Python Beginner
Reply content:
Thank you for your invitation.
Many introductory tutorials explain that serialization is typically the process:
Object 1-serialization--byte string--deserialization--Object 2
So many people don't know why to serialize.
It is estimated that many people have heard that Python does not perform well when dealing with computationally intensive tasks and generally does not fully utilize the benefits of multicore CPUs, which are optimized using multiple processes.
There is a multi-process calculation method, the process is divided into master and Worker,master responsible for scheduling tasks, the worker is dedicated to the calculation, such as celery this library.
So the problem is, Master has created a task that needs to be given to the worker to calculate, because the memory between processes is isolated and the worker cannot access the Task object directly.
So master needs to represent the object in some way to the worker, and the worker can construct the object (the alias) based on that representation, which is serialization and deserialization.
And Pickle is a kind of serialization in Python, good support for Python objects, and this is the reason why celery uses pickle by default, is the celery dependent on pickle?
。
From the point of view of serialization, there is no essential difference between pickle scheme and json,yaml,xml.
However, the pickle is not secure enough to never deserialize the pickle byte string of the non-trusted source, so the pickle scheme is not suitable for network traffic. Thank you for your invitation. Pickle can use a string representation of variables in almost any format (all built-in types + support pickle class instances), which is often used to store intermediate results.
What does that mean? For example, one day you wrote a program to run for a long time, so you decided to add the "Save current progress to file" function, so that today can not run out, tomorrow will be able to read the archive to continue today's progress.
But here's the problem: "Current progress" is not necessarily a string, it could be a list, or a dictionary, or a collection, or even an instance of a class ... How can such a messy thing be written in a file?
So the pickle is useful.
>>>Import Pickle>>>Data = {... ' 1 ': True,... 23.45: Str,... Print: Set(),... b' Hello ': [0,0,0],... }>>>Pickle.dumps(Data)B ' \x80\x03}q\x00 (g@7s33333cbuiltins\nstr\nq\x01cbuiltins\nprint\nq\x02cbuiltins\nset\nq\x03]q\x04\x85q\ X05rq\x06x\x01\x00\x00\x001q\x07\x88c\x05helloq\x08]q\t (k\x00k\x00k\x00eu. '>>>Pickle.loads(_){23.45:
,
: Set (), ' 1 ': True, b ' Hello ': [0, 0, 0]}
Have you ever played a game? You know save/load? The file function that comes with Python can only store and read data in string format.
Pickle can be stored and read into other formats such as List dict data, which is called serialization and deserialization, your data structure to convert to a string, can be saved to a file, convenient for the next quick recovery, also can be transmitted over the network before the time to write the crawler ... Accidentally wrote the collapse ... There was no database at the time, it was automatically recovered with this goods.
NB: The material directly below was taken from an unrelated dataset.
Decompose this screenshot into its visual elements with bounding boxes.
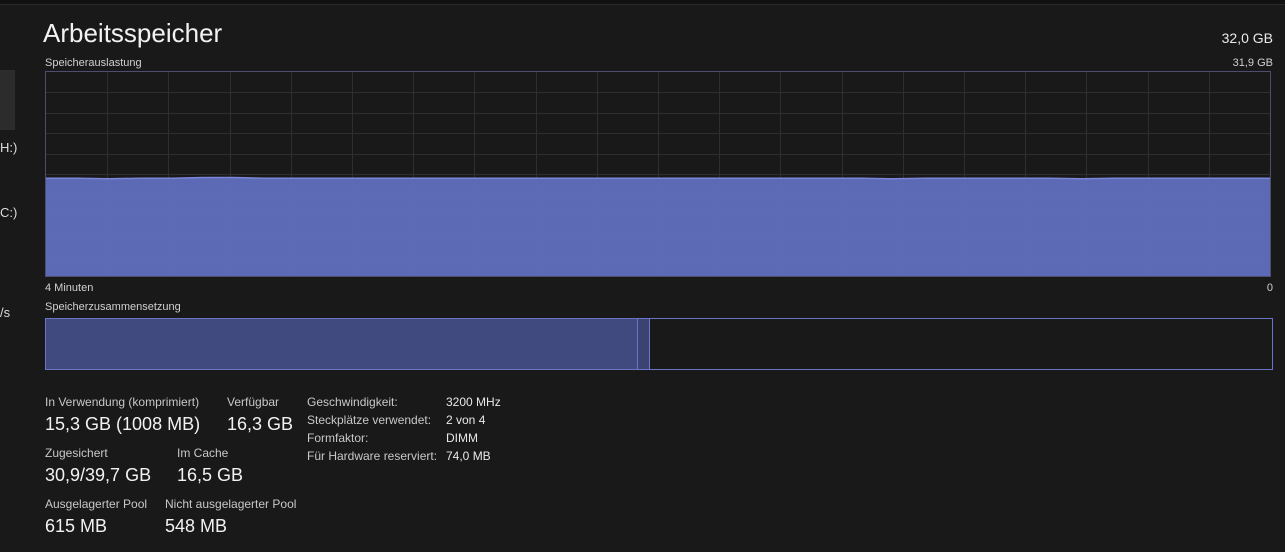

For example, to build a machine learning model, it is said that decision tree, the general decision tree model is the first achievement, and then pruning, and then make predictions, but there is a bad place is, obviously is the same tree run test data, but each time to re-build a tree, and the decision tree most of the time wasted in the achievements, So I can use pickle to save the whole tree during the first full run, and then run the test directly when the load comes in to predict or prune, which saves a lot of time. Serialization is useful, need to use serialization of the scene has a session in other high-level language, the object serialization is a troublesome thing, you want to encode the object, split into a string, and then deposited into the file. Reverse serialization, that is, read, restore to an object, to decode, intercept the string, to restore objects. With pickle, you can easily do this with dump and load. To put it bluntly, it is a tool for storing and retrieving Python data, which is stored in a file in another simple form, then conveniently transferred and propagated, and then restored back in the same way as pickle.